Por sua posição estratégica na
África Central, o atual Zaire se tornou o pivô continental dos confrontos Leste-Oeste. Os soviéticos
apoiavam Lumumba, e os belgas e
norte-americanos, a Província separatista de Katanga, governada
por Moises Tchombé.
Não há estimativas precisas sobre quantas dezenas de milhares
de zairenses tenham morrido nesse período, interrompido em 24 de
novembro de 1965, com um golpe
de Estado patrocinado pela CIA
(há hoje farta documentação a respeito) que levou Mobutu ao poder.
Autoritarismo
Foi desde o início um regime autoritário, iniciado com o enforcamento do ex-primeiro-ministro
Evaristo Kimba. A propaganda se
construía segundo a dupla mística
do nacionalismo (os nomes de batismo cristão foram africanizados
em 1972) e da unidade nacional.
O regime nacionalizou as grandes empresas (em 1973) e as pequenas (em 1975). Recuaria em seguida. A legislação suprimiu o tratamento de "senhor". Todos se
chamavam por "cidadão".
Mas, por trás das aparências,
prevalecia um sólido aliado ocidental, que deu amparo logístico à
intervenção norte-americana na
guerra civil de Angola e apoiou, na
África do Sul, os adversários do
partido CNA, do hoje presidente
Nelson Mandela.
O establishment mobutista difundiu a mística de que um de seus
lastros foi paz interna. Não é tampouco verdade. Alguns exemplos:
em 1977, foram mortos 250 rebeldes da região de Shaba; no ano seguinte, 700 zairenses em Kolwezi.

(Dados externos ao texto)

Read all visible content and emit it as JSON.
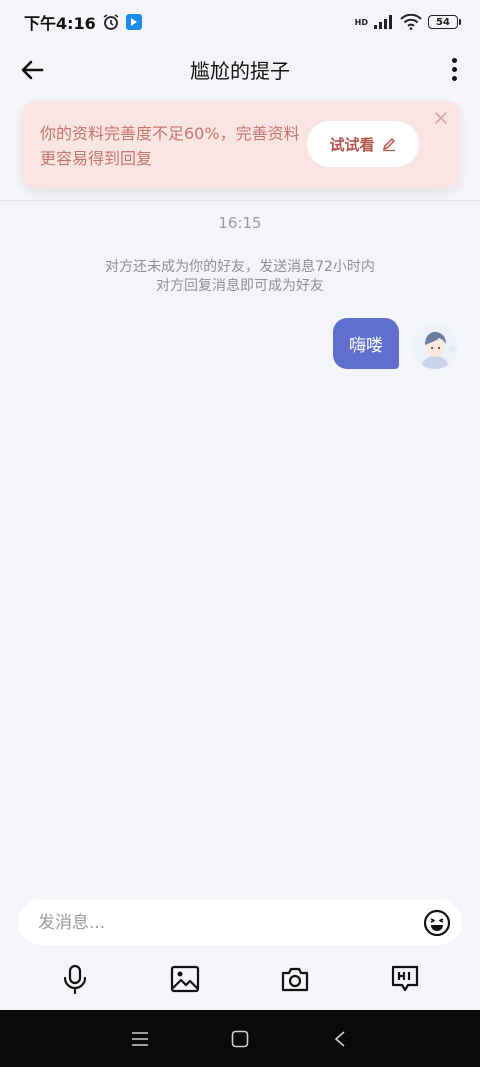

Ainda em janeiro de 1993, protestos urbanos em Kinshasa terminaram com mil mortos, entre eles
o embaixador da França.
Colapso
A partir do final dos anos 80, o
modelo ditatorial começou a entrar em colapso. A corrupção erodia a poupança. O cobre (principal
produto de exportação) enfrentava problemas de ineficiência e inexistência de infra-estrutura.
Mobutu desencadeia em 1990
um processo de abertura política
que deveria desembocar, agora em
1997, em pluripartidarismo nas
eleições presidenciais.
A partir de 1992, a Conferência
Nacional (o novo Congresso)
afronta o presidente. Chega a destituí-lo. Mobuto não tem dificuldades em se manter no poder.
Substitui a Conferência por um
Alto Conselho da República, por
sua vez dissolvido em 1994.
Com os malogros acumulados
pela abertura gradual, fortaleceu-se paulatinamente a tese de
uma solução militar. A Aliança das
Forças Democráticas para a Libertação do Congo-Zaire, liderada
por Laurent-Desiré Kabila, saiu na
frente e enfrentou um inimigo
abandonado pelos EUA (ajuda
cortada no governo Bush) e debilitado pelo câncer na próstata.
O resto é mais recente. Em poucas semanas, a máquina mobutista
no Zaire ruiu como um apodrecido castelo de cartas.